O prazo legal para abertura do inventário depende do Estado em que será realizado. No Estado de São Paulo, o inventário deve ser iniciado em até 60 dias contados do falecimento. O descumprimento desse prazo pode acarretar multa sobre o ITCMD (Imposto sobre Transmissão Causa Mortis e Doação). Ainda que seja uma das maiores preocupações, o impacto não é apenas tributário.
Sem inventário
Contas bancárias permanecem bloqueadas, imóveis não podem ser vendidos ou regularizados, veículos não podem ser transferidos e os herdeiros ficam impossibilitados de exercer seus direitos. Na prática, o patrimônio fica "paralisado".
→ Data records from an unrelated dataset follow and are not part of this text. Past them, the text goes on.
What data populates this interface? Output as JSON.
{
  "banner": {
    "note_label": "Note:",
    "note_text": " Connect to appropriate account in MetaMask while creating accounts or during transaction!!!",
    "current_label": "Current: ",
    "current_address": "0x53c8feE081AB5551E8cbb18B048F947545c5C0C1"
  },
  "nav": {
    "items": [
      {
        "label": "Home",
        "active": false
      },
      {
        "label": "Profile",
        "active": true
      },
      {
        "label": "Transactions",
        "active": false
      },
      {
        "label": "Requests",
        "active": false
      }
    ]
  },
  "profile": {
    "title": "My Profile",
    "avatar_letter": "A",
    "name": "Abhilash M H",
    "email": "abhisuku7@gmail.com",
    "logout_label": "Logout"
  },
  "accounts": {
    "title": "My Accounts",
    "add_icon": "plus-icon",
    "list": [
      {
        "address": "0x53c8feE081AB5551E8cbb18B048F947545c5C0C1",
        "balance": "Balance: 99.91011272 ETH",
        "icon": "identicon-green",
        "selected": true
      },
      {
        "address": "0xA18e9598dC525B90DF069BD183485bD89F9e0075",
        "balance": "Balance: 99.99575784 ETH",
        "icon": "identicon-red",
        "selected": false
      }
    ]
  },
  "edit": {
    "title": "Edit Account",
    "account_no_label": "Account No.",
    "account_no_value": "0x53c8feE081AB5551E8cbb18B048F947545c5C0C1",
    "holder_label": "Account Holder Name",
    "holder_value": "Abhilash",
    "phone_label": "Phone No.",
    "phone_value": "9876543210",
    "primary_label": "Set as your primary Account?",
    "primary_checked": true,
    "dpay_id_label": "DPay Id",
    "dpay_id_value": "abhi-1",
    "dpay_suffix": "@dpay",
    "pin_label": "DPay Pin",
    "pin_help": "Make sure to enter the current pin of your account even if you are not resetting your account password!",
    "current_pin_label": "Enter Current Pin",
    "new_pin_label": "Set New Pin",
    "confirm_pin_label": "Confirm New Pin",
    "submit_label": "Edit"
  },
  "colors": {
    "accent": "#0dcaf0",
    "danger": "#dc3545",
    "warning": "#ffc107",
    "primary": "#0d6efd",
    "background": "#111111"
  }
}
Existe um erro comum: acreditar que o inventário pode ser feito "quando quiser". Isso não é verdade. O inventário é o único meio legal de transferir os bens do falecido aos herdeiros. Adiar o inventário não evita custos, apenas os aumenta.
Buscar orientação jurídica desde o início permite
Evitar multas, reduzir burocracias e agilizar a liberação dos bens.
A regularização sucessória deve ser tratada com prioridade e estratégia.
Este artigo não substitui uma análise jurídica individualizada. Cada situação deve ser avaliada conforme suas particularidades.